Il est aujourd’hui devenu souvent le complice de l’exploitation que tu as, avec tous tes camarades, combattue. Il a abandonné les coopératives. La « maison du peuple » est devenue la maison du Parti. Il a abandonné ton journal., les « Pharmacies du Peuple » il a contribué à faire basculer les chômeurs de longue durée vers le CPAS et bien d’autres choses encore… Et il se prépare à abandonner l’école publique obligatoire en transférant la responsabilité d’une partie de l’école publique du Gouvernement à un Conseil d’administration. Tout se passe comme si, il était devenu incapable de penser autrement que les « patrons ». Tout se passe comme si, il était convaincu qu’il n’y a pas d’alternative.
Oui, arrière-grand-père, je crois que le Parti socialiste n’est plus socialiste.
Si tu étais encore là qu’en dirais-tu ?…
Probablement, qu’il faut le quitter !
Je l’ai quitté en ’99, tout en continuant à voter pour des amis socialistes.
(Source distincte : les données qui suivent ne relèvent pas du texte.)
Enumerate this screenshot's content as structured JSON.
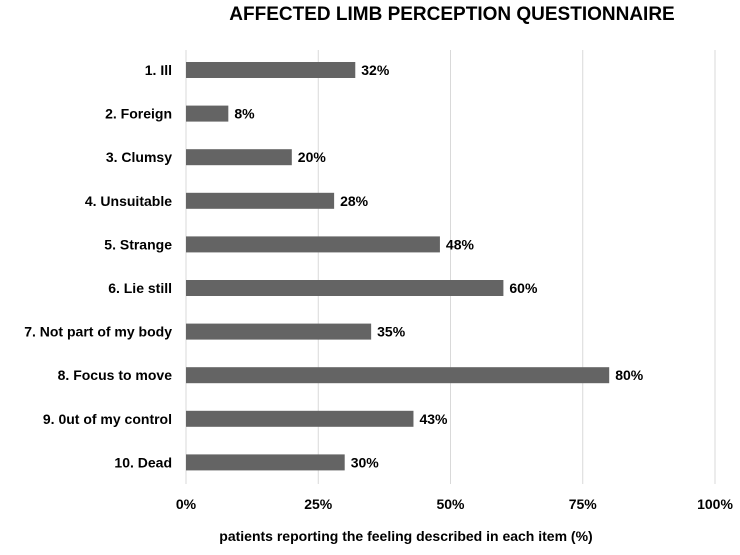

Je l’ai quitté quand il s’est choisi un Président qui avait voulu transformer l’école publique en personne morale de droit privé.
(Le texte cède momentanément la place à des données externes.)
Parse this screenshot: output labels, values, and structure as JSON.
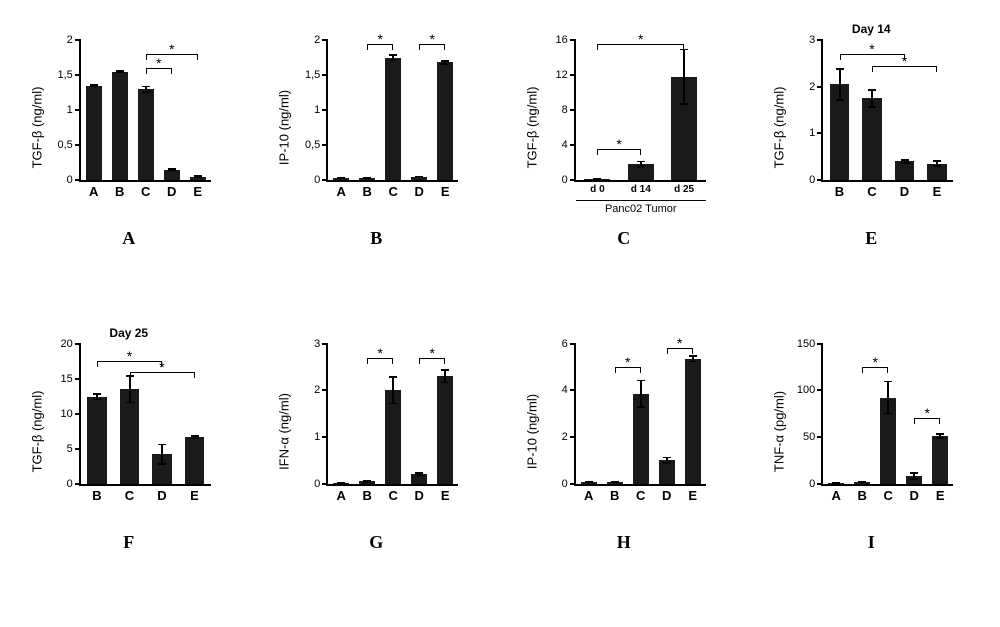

Mais j’espérais me réaffilier après le départ de ce Président et avant mon grand départ pour te rejoindre. J’ai compris maintenant que malgré la fin prochaine de mandat de l’actuel Président, rien ne va changer pour ce parti…
Et pourtant, arrière-grand-père Joseph, une vraie majorité électorale à gauche existe en terrre wallonne. Le Parti Socialiste ne saura-t-il pas saisir cette opportunité en développant une alternative socialiste en collaboration avec de vrais partis de gauche ? Il retrouverait alors ses valeurs parce qu’il est légitime de se révolter contre l’iniquité.
Mais pour l’instant ce n’est plus le cas. Je voterai donc pour un vrai parti de gauche, tu peux être rassuré.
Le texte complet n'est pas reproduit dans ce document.